The Hanukah story is about two kinds of battle; the physical struggle against others (politics); and the spiritual struggle within ourselves to trust in God (oil).
When the Maccabees recaptured and rededicated the Temple in Jerusalem in 164 B.C.E. the political struggle for religious freedom and independence did not end. It went on for another 25 years.
But the spiritual struggle within ourselves (oil) miraculously took only eight days.
Look at the oldest written sources. Four or five decades after the first Hanukah, two books were written about the Maccabean Wars and the rededication of the Holy Temple in Jerusalem.
The First Book of Maccabees, compiled sometime before 130 B.C.E., was originally written in Hebrew. Today all we have is an early Greek translation. Its intended audience was the Jewish community in the Land of Israel. Chapter 4 describes the recapture of the Jerusalem Temple, its purification and rededication.
“They also made new sacred vessels, and brought the lamp stand … into the Temple. They burned incense on the altar and lit the lights on the lamp stand, and the Temple was filled with light. For eight days they celebrated the dedication of the altar. Then Judah, his brothers and the entire community of Israel decreed that the days of dedication of the altar should be celebrated with a festival of joy and gladness at this same time every year beginning on the 25th of the month of Kislev and lasting for eight days. (First Maccabees 4:49-59)
This first ancient source does not mention the “little jar of oil miracle.” At that time, the miracle was the victory itself, that God had enabled the Jews in Israel to physically defeat the far mightier Syrian Greek Empire.
The Second Book of Maccabees, was compiled a decade or two after First Maccabees, and covers most of the same period, but was written in Greek for the Jewish community outside the land of Israel. That Jewish community, whose primary language was Greek, was concentrated largely in the city of Alexandria in Egypt.
The purpose of Second Maccabees, clearly stated in the two letters that open the book, is to urge the Jews of Alexandria to adopt this new festival. The author states that his source for the history of the war was a (now lost) larger five-volume history by one Jason of Cyrene.
Second Maccabees (10:1-8) describes the purification of the Temple, adding information not found in First Maccabees: “Judah the Maccabee and his men, under the Lord’s leadership, recaptured the Temple and the city of Jerusalem.- After purifying the Temple, they built a new altar; made a new fire, offered sacrifices and incense and lit the lamps.- On the anniversary of the same day on which the Temple was defiled, the 25th of Kislev, they purified the Temple.
“They celebrated joyfully for eight days, just as on Sukkot, knowing that (only two months before) on Sukkot they had spent the festival (hiding) like wild animals in the mountains and caves.- By a vote of the community they decreed that the whole Jewish nation should celebrate these festival days every year. (Second Maccabees 10:1-8)
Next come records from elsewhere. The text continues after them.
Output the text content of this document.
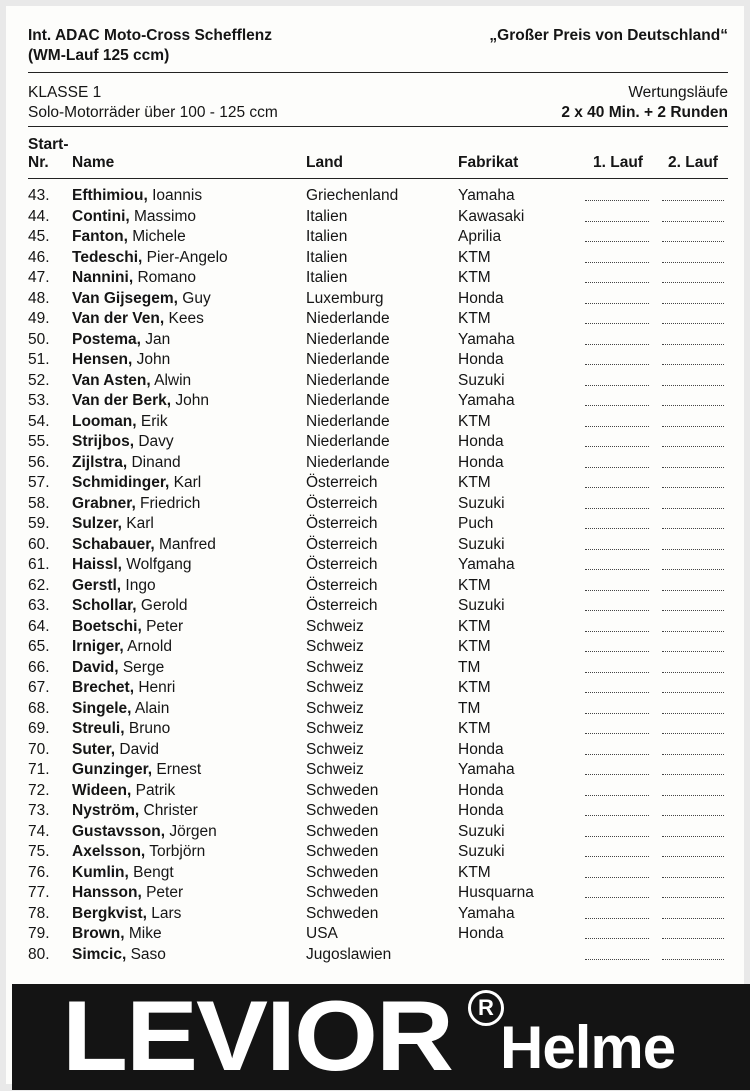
Int. ADAC Moto-Cross Schefflenz
(WM-Lauf 125 ccm)
„Großer Preis von Deutschland“
KLASSE 1
Solo-Motorräder über 100 - 125 ccm
Wertungsläufe
2 x 40 Min. + 2 Runden
Start-
Nr. Name	Land	Fabrikat	1. Lauf 2. Lauf
43. Efthimiou, Ioannis	Griechenland	Yamaha
44. Contini, Massimo	Italien	Kawasaki
45. Fanton, Michele	Italien	Aprilia
46. Tedeschi, Pier-Angelo	Italien	KTM
47. Nannini, Romano	Italien	KTM
48. Van Gijsegem, Guy	Luxemburg	Honda
49. Van der Ven, Kees	Niederlande	KTM
50. Postema, Jan	Niederlande	Yamaha
51. Hensen, John	Niederlande	Honda
52. Van Asten, Alwin	Niederlande	Suzuki
53. Van der Berk, John	Niederlande	Yamaha
54. Looman, Erik	Niederlande	KTM
55. Strijbos, Davy	Niederlande	Honda
56. Zijlstra, Dinand	Niederlande	Honda
57. Schmidinger, Karl	Österreich	KTM
58. Grabner, Friedrich	Österreich	Suzuki
59. Sulzer, Karl	Österreich	Puch
60. Schabauer, Manfred	Österreich	Suzuki
61. Haissl, Wolfgang	Österreich	Yamaha
62. Gerstl, Ingo	Österreich	KTM
63. Schollar, Gerold	Österreich	Suzuki
64. Boetschi, Peter	Schweiz	KTM
65. Irniger, Arnold	Schweiz	KTM
66. David, Serge	Schweiz	TM
67. Brechet, Henri	Schweiz	KTM
68. Singele, Alain	Schweiz	TM
69. Streuli, Bruno	Schweiz	KTM
70. Suter, David	Schweiz	Honda
71. Gunzinger, Ernest	Schweiz	Yamaha
72. Wideen, Patrik	Schweden	Honda
73. Nyström, Christer	Schweden	Honda
74. Gustavsson, Jörgen	Schweden	Suzuki
75. Axelsson, Torbjörn	Schweden	Suzuki
76. Kumlin, Bengt	Schweden	KTM
77. Hansson, Peter	Schweden	Husquarna
78. Bergkvist, Lars	Schweden	Yamaha
79. Brown, Mike	USA	Honda
80. Simcic, Saso	Jugoslawien
LEVIOR	R
Helme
The story of the small jar of oil that lasted much longer than anyone expected, is not mentioned in the early sources because they focus on the military and political battles to liberate the Jerusalem temple from Greek rule and restore Jewish independence.
However, two and a half centuries later, after a military revolt against the Romans, the Holy Temple and Jerusalem itself were in ruins. In the generations following the destruction of Jerusalem by the Romans the Jewish people could have despaired, and become discouraged and depressed.
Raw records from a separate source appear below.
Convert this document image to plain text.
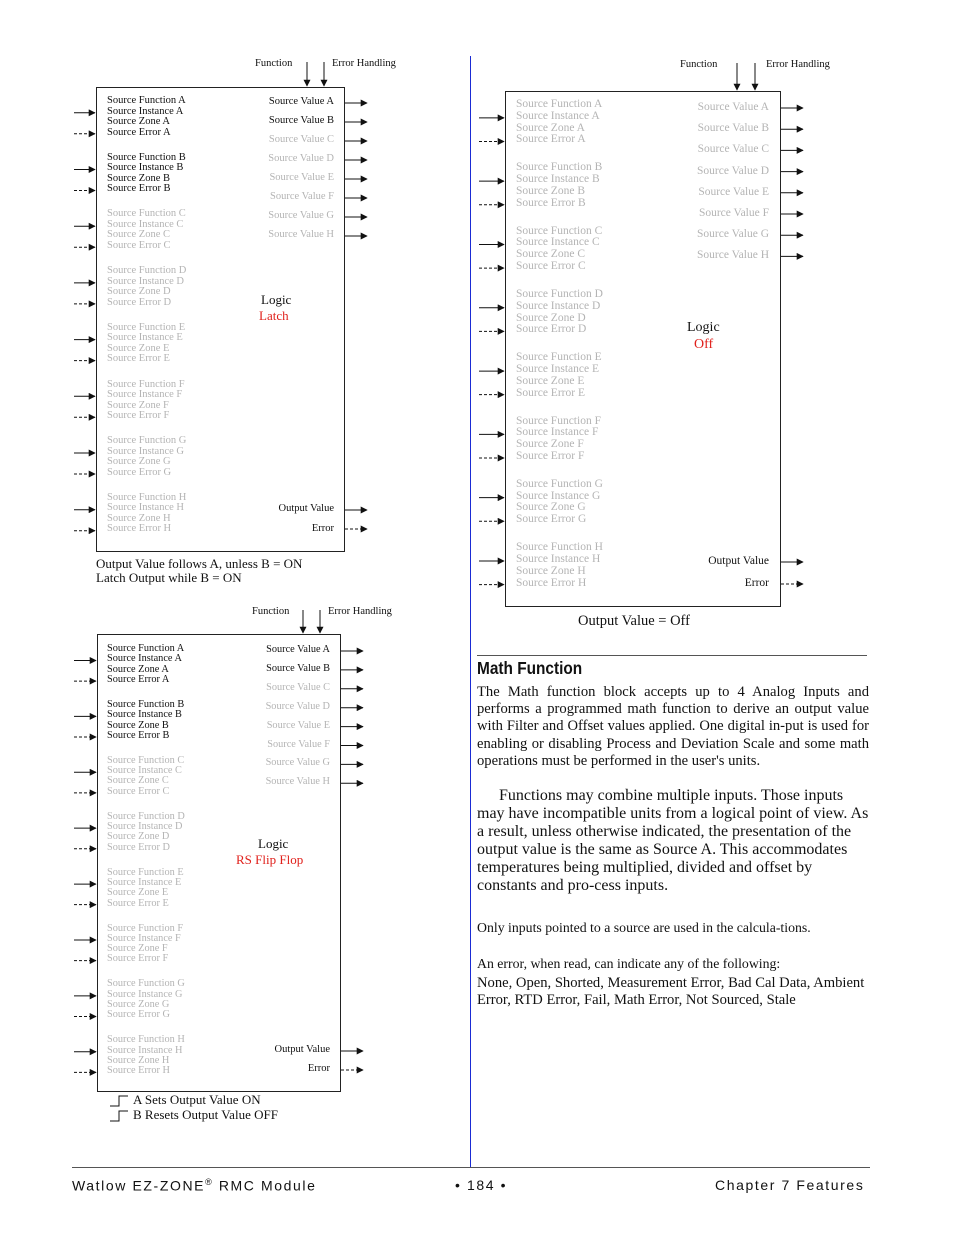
Function	Error Handling
Logic
Latch
Output Value
Error
Output Value follows A, unless B = ON
Latch Output while B = ON
Source Function A
Source Instance A
Source Zone A
Source Error A
Source Function B
Source Instance B
Source Zone B
Source Error B
Source Function C
Source Instance C
Source Zone C
Source Error C
Source Function D
Source Instance D
Source Zone D
Source Error D
Source Function E
Source Instance E
Source Zone E
Source Error E
Source Function F
Source Instance F
Source Zone F
Source Error F
Source Function G
Source Instance G
Source Zone G
Source Error G
Source Function H
Source Instance H
Source Zone H
Source Error H
Source Value A
Source Value B
Source Value C
Source Value D
Source Value E
Source Value F
Source Value G
Source Value H
Function	Error Handling
Logic
RS Flip Flop
Output Value
Error
A Sets Output Value ON
B Resets Output Value OFF
Source Function A
Source Instance A
Source Zone A
Source Error A
Source Function B
Source Instance B
Source Zone B
Source Error B
Source Function C
Source Instance C
Source Zone C
Source Error C
Source Function D
Source Instance D
Source Zone D
Source Error D
Source Function E
Source Instance E
Source Zone E
Source Error E
Source Function F
Source Instance F
Source Zone F
Source Error F
Source Function G
Source Instance G
Source Zone G
Source Error G
Source Function H
Source Instance H
Source Zone H
Source Error H
Source Value A
Source Value B
Source Value C
Source Value D
Source Value E
Source Value F
Source Value G
Source Value H
Function	Error Handling
Logic
Off
Output Value
Error
Output Value = Off
Source Function A
Source Instance A
Source Zone A
Source Error A
Source Function B
Source Instance B
Source Zone B
Source Error B
Source Function C
Source Instance C
Source Zone C
Source Error C
Source Function D
Source Instance D
Source Zone D
Source Error D
Source Function E
Source Instance E
Source Zone E
Source Error E
Source Function F
Source Instance F
Source Zone F
Source Error F
Source Function G
Source Instance G
Source Zone G
Source Error G
Source Function H
Source Instance H
Source Zone H
Source Error H
Source Value A
Source Value B
Source Value C
Source Value D
Source Value E
Source Value F
Source Value G
Source Value H
Math Function

The Math function block accepts up to 4 Analog Inputs and performs a programmed math function to derive an output value with Filter and Offset values applied. One digital in-put is used for enabling or disabling Process and Deviation Scale and some math operations must be performed in the user's units.

Functions may combine multiple inputs. Those inputs may have incompatible units from a logical point of view. As a result, unless otherwise indicated, the presentation of the output value is the same as Source A. This accommodates temperatures being multiplied, divided and offset by constants and pro-cess inputs.

Only inputs pointed to a source are used in the calcula-tions.

An error, when read, can indicate any of the following:

None, Open, Shorted, Measurement Error, Bad Cal Data, Ambient Error, RTD Error, Fail, Math Error, Not Sourced, Stale

Watlow EZ-ZONE® RMC Module	• 184 •	Chapter 7 Features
They might even have lost faith in God when the Romans built a new pagan city on Jerusalem’s ruins; with a Roman Temple filled with statues of Roman Gods in its center.
So the rabbis started emphasizing the spiritual internal battle needed for Jewish survival. Everyone, even small children, need to believe in a better future. All of us need to avoid negativeness. Everyone needs to have some faith and trust in God.
When the Maccabees realized that it would take a week or more to produce the ritually pure olive oil needed for the lamp that must burn continually before the Holy Ark, most of them wanted to delay the Hanukah celebration.
Only a minority led by a young girl, favored using the little jar of oil that they had, and trusting that somehow it would be enough.
As the rabbis expressed it in the Talmud (Shabbat 21b) “Why Hanukah? Our rabbis taught: ‘On the 25th day of Kislev begin the eight days of Hanukah on which mourning and fasting are forbidden. For when the Greeks entered the Temple, they defiled all the oil; and when the Maccabees prevailed and defeated them, they searched and found only one jar of oil with the official seal of the High Priest, but it was only enough for one day’s lighting.
“Yet a miracle occurred; they lit the lamp with it for eight days. The following year these days were decreed a festival with the recital of Psalms and thanksgiving prayers.”
Notice that the miracle is two fold. That the oil lasted is a physical miracle. That they lit it, knowing it couldn’t last, is a spiritual miracle. To this day we still use only one candle to ignite all the other Hanukah candles.
And Jewish hope and faith in our future (oil) has enabled us to survive long after the ancient Greeks and Romans disappeared.